Depois de sete dias intensos e transformadores em São Paulo, conheci mais de trinta jovens de todas as partes do Brasil, todos com suas particularidades que os tornavam distintos, mas semelhantes no objetivo de liderar a mudança em suas comunidades. Finalmente, retornei a Salvador, certo de que encontraria a educação pela qual queria trabalhar e consciente de que precisaria desconstruir várias barreiras para alcançar jovens com uma realidade análoga à minha. Minhas preocupações coincidiam com as de outros jovens negros da comunidade. A partir desse entusiasmo com a mudança, criamos uma solução de acesso que, "de nós para nós", abraçasse, ouvisse e cocriasse.

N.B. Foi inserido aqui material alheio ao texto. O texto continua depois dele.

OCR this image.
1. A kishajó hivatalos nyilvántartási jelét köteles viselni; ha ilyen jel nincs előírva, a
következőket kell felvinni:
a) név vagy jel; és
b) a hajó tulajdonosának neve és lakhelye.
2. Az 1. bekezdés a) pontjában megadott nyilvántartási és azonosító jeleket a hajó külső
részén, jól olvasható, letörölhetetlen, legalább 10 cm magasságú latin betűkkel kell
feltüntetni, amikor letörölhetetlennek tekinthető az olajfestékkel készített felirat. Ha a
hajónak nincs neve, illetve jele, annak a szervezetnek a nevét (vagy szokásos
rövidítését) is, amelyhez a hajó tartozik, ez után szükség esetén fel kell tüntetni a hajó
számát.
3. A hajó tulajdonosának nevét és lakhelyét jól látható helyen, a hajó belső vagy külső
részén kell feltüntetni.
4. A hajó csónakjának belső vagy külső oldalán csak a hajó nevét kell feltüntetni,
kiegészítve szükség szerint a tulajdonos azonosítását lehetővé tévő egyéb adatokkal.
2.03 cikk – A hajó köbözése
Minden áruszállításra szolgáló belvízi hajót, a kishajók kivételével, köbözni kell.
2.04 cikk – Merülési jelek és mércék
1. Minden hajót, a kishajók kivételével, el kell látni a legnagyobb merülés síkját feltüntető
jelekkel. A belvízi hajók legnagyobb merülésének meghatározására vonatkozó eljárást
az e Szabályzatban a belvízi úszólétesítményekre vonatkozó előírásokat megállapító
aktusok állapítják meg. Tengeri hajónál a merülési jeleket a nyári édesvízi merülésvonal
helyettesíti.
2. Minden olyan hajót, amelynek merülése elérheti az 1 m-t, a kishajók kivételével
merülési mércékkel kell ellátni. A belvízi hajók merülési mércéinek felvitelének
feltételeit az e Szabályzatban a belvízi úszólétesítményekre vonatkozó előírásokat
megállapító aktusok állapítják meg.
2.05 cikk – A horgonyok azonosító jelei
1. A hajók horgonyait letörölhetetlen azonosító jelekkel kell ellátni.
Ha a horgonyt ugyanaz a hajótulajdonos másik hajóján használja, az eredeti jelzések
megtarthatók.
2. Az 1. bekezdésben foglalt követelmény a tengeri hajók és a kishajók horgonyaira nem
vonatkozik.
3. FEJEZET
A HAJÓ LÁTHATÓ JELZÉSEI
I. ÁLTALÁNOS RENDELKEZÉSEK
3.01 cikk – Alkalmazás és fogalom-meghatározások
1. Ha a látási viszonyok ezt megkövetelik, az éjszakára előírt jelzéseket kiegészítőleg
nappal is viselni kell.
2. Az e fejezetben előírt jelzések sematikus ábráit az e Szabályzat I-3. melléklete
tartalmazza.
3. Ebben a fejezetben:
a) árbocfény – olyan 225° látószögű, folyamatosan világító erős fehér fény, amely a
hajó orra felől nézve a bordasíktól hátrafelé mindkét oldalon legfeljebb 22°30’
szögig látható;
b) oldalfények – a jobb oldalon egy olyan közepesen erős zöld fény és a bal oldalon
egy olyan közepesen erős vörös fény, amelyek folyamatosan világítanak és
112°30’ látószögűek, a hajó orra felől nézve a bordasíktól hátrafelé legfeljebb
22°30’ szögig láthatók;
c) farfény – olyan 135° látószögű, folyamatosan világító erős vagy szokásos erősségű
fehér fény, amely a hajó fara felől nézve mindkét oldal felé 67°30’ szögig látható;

Uma mudança de dentro para fora
Um ano após minha experiência no acampamento, como membro da comunidade LALA, eu me via como parte de um ecossistema cheio de oportunidades que, apesar de cobrir o continente, não alcançava pessoas de lugares como o meu. Aspectos como idioma (inglês na época) e acessibilidade perpetuavam na minha comunidade os mesmos ciclos de desigualdade (racismo estrutural e disparidade econômica) presentes na sociedade em geral. Determinado a tornar a comunidade da LALA mais "minha" e aberta às nossas realidades, juntamente com outro aluno , Alan Rodrigues, criamos o Programa de Apoio à Inscrição para jovens negros, indígenas e de minorias. Seguindo as etapas do processo de admissão - o envio de redações, um vídeo e a realização de uma entrevista - o Programa auxilia os candidatos em todas as etapas para lidar com os desafios que enfrentam, garantindo que eles permaneçam no processo e tenham a chance de ingressar na LALA.
O protótipo
Agimos rapidamente e começamos no meio de um processo de admissão para viabilizar nosso projeto o mais rápido possível. Primeiro, eu, juntamente com o apoio da LALA e dos participantes, usei minha própria experiência e busquei os desafios enfrentados nas comunidades que queríamos atingir para gerar soluções que abordassem os principais pontos problemáticos de nosso público. Depois, fizemos isso acontecer.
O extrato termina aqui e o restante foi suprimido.